实际上,近些年来,在我国乡村地区开展的普法教育之规模不可谓不宏大,但却难言成效。就以往的乡村普法教育工作而言,多由上级政府机关或法检部门来充当教育的主体,然而由于这些主体业务繁多、职能分散,由此导致的结果即是这些普法教育活动多流于”形式化”。从受体角度而言,乡民们对这种完全由官方主导的普法教育工作的接收与理解能力也实为有限,生活环境与社会关系的差异造就了彼此迥异的思维模式。当这两种截然不同的思维方法碰撞之时,也就难以产生出法治的火花。笔者认为,实则可以将”国家法”的普及与传播职能转移到村民委员会之上,即由村民委员会来主导乡村的普法教育工作。它能将冰冷而陌生的法律语言转化为乡民们所熟悉的地方话语体系,能将法治的精神与实质以最淳朴的方式传播给乡民。这有利于提高普法的效果,有利于改善”国家法”在乡村地区的传播与落实情况。

2. 积极拓展村民委员会的”中间人”角色,以便解决和平息乡民纠纷

就”国家法”的实践层面而言,村民委员会实则可以充当起”调解人”的角色,利用其权威性、亲民性等特点,化解乡民纠纷、解决乡民矛盾,在不违背”国家法”基本精神的前提下,将其纠纷解决机制予以最大程度的优化。
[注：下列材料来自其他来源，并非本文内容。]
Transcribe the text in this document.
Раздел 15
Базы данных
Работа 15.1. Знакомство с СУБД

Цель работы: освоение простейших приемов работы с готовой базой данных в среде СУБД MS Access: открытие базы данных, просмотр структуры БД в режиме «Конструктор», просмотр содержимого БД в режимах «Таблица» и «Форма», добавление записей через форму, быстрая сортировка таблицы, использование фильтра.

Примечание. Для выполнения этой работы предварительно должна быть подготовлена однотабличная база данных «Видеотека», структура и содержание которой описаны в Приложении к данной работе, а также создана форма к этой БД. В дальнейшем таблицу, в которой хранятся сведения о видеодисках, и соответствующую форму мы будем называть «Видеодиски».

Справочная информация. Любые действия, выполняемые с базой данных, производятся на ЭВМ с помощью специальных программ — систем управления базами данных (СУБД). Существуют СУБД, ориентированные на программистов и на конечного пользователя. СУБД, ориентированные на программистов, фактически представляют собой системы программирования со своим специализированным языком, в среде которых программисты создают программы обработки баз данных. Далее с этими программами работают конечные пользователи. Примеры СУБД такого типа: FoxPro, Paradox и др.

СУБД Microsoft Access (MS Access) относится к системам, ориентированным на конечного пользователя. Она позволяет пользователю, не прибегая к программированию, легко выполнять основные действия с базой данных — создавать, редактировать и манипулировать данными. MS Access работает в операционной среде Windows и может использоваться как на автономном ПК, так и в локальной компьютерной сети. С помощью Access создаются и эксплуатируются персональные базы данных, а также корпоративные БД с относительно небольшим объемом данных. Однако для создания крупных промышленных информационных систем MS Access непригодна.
与”国家法”相匹配的纠纷解决机制,多为”审判制”,即通过法院的审判来解决乡民之间的冲突。但考虑到乡村社会的脉络结构与整体特点,实则可以将调解作为主要的纠纷解决模式。当然,调解的运用要符合”国家法”的基本精神,即原则上重大的刑事案件不适用调解机制。但对于中国广大的乡土社会而言,调解仍可以作为民事案件和部分轻微刑事案件的主导性纠纷解决机制。利用村民委员会来充当调解机构,既有利于”国家法”在乡村地区的落实与推行,又不会破坏乡村既有的人际关系网络,便于乡民的认同和接受。从而改善和优化现有的”法不下乡”的形势和局面。

(三)”自下而上”模式中的创新——”国家法”体系对”民间法”秩序的合理借鉴与有效运用

实际上,在中国当代法治建设进程中,如何将本土法治资源纳入其中,一直是学界所重点关注的命题。这其中,由习惯、习惯法、礼法道德等社会规范系统所构成的民间法秩序便是乡土中国所最富有代表性的本土法治资源之一。笔者认为,即便是在”国家法”所主导的现代法治进程中,仍有必要对民间法在当代语境下的社会功能进行剖析。剖析的目的乃在于实现”国家法”对”民间法”中合理内容的采纳与借鉴,从而促成”国家法”的优化,达成”国家法”与民间法秩序之间的良性互动局面,使其共同为构建现代乡村法律秩序而服务。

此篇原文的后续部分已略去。